Emotions, AI, and the Brain
Have you ever seen the film Ratatouille? If so, do you remember at the end when Anton Ego bites into Ratatouille, he instantly thinks of coming home to his mom cooking it?
I am currently investigating this phenomenon, which I have dubbed as the “The Ratatouille Moment”. Specifically, my advisor, Dr. Adam Anderson, and I are trying to understand how cultural differences in comfort from food (Indian and North American) related to childhood experiences regulate how the brain responds to nutrients. Using fMRI and personalised stimuli sets, we will trigger nostalgic memories and examine the interaction between glycemic levels and nostalgic cues in hypothalamic activity. Additionally, we will be using bayesian models, multi-voxel pattern analysis, and graph theory to develop a neural model of homeostasis that is modulated by our emotions and memories.

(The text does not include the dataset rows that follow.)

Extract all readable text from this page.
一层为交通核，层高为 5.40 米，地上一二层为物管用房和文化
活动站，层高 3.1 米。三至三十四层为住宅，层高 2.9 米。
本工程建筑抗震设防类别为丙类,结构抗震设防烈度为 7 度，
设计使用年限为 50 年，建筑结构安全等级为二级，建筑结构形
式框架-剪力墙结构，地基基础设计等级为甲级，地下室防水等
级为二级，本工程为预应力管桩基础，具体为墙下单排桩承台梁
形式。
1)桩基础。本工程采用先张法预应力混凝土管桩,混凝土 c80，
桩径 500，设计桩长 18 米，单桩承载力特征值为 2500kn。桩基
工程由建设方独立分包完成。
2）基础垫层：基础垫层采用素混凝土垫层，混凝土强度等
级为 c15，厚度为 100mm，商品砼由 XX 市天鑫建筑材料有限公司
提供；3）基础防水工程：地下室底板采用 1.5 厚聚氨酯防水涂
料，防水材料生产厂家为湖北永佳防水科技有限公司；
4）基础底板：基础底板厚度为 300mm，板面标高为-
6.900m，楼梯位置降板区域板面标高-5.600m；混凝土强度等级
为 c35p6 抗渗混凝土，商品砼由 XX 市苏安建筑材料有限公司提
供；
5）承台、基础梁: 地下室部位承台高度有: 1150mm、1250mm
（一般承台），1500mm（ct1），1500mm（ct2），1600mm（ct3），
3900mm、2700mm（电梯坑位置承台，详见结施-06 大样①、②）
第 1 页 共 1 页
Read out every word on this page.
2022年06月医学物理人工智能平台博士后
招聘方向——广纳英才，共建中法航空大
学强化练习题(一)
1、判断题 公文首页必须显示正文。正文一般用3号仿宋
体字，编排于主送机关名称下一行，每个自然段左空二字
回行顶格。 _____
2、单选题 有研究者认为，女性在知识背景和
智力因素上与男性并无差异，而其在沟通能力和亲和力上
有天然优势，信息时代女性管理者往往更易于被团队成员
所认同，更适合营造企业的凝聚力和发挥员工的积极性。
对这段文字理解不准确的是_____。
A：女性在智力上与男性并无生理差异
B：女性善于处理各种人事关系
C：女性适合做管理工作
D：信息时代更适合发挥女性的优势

Additionally, I am exploring how odours, that is “The Proust Phenomenon”, trigger autobiographical memories and affect performance on social and cognitive tasks in the scanner.
The overarching theme in my work are the individual differences in emotional experiences for identical stimuli. That is, how can the same smell remind me of death and you of home. What does this look like in the brain?
The holy trinity that I building my research program towards is Emotions, AI, and the Brain. AI, or machine learning, is the method I will to study the neural correlates of affective processes, especially as they pertain to Consciousness.
I have finally begun my “conscious journey” by starting to work with Dr. Shimon Edelman, a computational consciousness researcher. Under his guidance, I am education myself on the mathematical models and logic we can use to study this non-linear system.